Hadas Gold interviews Michelle Fields and her boyfriend Jamie Weinstein, the Daily Caller editor who began the public conversation about an incident with Corey Lewandowski by tweeting “Trump always surrounds himself [with] thugs.”
Michelle Fields says she wouldn’t change how she has handled the events of the past month or so. She only wishes she could go back in time and decline the request to cover a Donald Trump news conference in place of a colleague who was sick.
Then, she told POLITICO over drinks at a Washington, D.C. hotel bar, she would never have come into contact with Trump campaign manager Corey Lewandowski, and she would still have a job she loved as a reporter for the conservative website Breitbart.
Instead, she said, she has had to leave that job, move from her apartment because of threats and handle the publicity that comes with challenging a presidential candidate’s campaign machine known for never saying sorry or backing down.
At that March 8 news conference at the Trump National Golf Club in Jupiter, Florida, Fields tried to get Trump’s attention to ask a question about affirmative action as he walked through the crowded ballroom toward the exit, surrounded by Secret Service. But as she asked her question, she was almost immediately moved out of the way by Lewandowski — with enough force to leave bruises on her arm, which she later documented with photos.

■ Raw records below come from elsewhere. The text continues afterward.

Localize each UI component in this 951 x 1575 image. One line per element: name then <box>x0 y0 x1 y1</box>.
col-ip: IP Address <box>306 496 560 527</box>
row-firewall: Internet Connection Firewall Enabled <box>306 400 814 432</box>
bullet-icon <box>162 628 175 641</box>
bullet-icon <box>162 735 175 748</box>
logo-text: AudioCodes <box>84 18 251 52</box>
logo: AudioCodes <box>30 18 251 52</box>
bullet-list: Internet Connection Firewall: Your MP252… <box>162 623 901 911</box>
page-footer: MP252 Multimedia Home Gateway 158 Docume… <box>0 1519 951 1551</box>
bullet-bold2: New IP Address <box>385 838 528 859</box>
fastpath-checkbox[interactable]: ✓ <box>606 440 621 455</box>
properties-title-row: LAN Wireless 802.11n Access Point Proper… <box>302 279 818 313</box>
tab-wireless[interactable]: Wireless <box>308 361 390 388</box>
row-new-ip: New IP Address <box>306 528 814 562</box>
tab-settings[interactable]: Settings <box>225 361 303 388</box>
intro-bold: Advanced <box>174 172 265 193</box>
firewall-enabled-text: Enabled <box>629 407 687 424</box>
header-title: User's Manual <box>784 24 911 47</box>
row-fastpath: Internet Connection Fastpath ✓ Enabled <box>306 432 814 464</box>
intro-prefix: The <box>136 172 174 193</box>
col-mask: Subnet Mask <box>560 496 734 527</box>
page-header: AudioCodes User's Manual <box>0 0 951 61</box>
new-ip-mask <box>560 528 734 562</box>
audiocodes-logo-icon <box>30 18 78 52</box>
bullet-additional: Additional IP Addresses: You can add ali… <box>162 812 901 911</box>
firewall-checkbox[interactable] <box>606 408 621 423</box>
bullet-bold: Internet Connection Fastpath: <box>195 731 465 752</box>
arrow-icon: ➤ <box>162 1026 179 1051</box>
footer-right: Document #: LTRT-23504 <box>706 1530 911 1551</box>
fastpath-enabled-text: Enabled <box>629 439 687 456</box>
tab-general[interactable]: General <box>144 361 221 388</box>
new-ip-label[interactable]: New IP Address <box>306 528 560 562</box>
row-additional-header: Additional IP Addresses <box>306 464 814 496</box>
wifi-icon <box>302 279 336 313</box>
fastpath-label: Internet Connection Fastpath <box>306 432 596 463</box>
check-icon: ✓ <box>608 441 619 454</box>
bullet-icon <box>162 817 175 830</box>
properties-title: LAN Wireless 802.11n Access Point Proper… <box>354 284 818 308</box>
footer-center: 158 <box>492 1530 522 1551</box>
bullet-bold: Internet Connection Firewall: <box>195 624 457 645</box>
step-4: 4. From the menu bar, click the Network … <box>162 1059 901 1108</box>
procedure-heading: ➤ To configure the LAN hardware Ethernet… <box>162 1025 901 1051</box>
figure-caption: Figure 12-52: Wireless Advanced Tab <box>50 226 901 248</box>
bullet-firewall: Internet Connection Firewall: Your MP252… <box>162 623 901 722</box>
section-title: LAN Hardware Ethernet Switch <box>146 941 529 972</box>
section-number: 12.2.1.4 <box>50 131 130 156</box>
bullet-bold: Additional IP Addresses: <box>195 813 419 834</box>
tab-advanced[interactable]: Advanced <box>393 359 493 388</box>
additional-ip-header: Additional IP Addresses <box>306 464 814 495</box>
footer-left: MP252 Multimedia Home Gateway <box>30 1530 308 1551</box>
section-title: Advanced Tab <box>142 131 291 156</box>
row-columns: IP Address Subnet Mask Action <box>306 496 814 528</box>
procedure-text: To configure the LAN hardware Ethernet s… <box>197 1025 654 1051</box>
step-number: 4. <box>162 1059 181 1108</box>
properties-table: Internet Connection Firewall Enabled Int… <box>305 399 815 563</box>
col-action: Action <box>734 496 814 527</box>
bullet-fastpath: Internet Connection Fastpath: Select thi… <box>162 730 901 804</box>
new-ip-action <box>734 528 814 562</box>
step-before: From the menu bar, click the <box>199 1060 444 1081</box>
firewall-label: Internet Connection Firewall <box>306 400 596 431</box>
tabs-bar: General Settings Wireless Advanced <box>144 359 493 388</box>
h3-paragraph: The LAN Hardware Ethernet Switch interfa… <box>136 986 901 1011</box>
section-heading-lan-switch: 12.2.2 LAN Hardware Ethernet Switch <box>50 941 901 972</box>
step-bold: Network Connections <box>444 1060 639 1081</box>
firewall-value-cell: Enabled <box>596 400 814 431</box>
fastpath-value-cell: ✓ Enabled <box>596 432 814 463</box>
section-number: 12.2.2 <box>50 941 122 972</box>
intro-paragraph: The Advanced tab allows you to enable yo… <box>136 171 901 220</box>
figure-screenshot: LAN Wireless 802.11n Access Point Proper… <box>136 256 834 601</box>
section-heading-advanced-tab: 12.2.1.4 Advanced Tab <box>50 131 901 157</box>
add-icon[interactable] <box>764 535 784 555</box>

Her boyfriend, Daily Caller senior editor Jamie Weinstein, who joined Fields for her interview with POLITICO and has been public about his dislike of Trump, quickly tweeted a message, calling Lewandowski a “thug” and saying that he almost brought Fields down to the ground after she asked a question.
“I thought the best way to force an apology or some contrition was by making it public,” Weinstein told POLITICO.
Fields jumped in here, saying she doesn’t regret that Weinstein tweeted about the incident because ultimately, through the entire drama, it helped “reveal the character of [Lewandowski] and the Trump campaign.”
And that tweet is where the drama and the media frenzy began. Fields placed most of the blame on the escalation of the events on the Trump campaign, for changing their story and questioning her character. She insisted that all she ever wanted was an apology, that she went to the police just to prove she was not lying. She said the media narrative got wrapped up in litigating the details of the case — how hard she was actually pulled, why such a simple act was considered battery, whether she touched Trump first — versus how the campaign was handling what could otherwise have been a quickly resolved situation. And she questioned the tactics and motives of the Florida state attorneys who brought charges against Lewandowski but ultimately declined to pursue a case.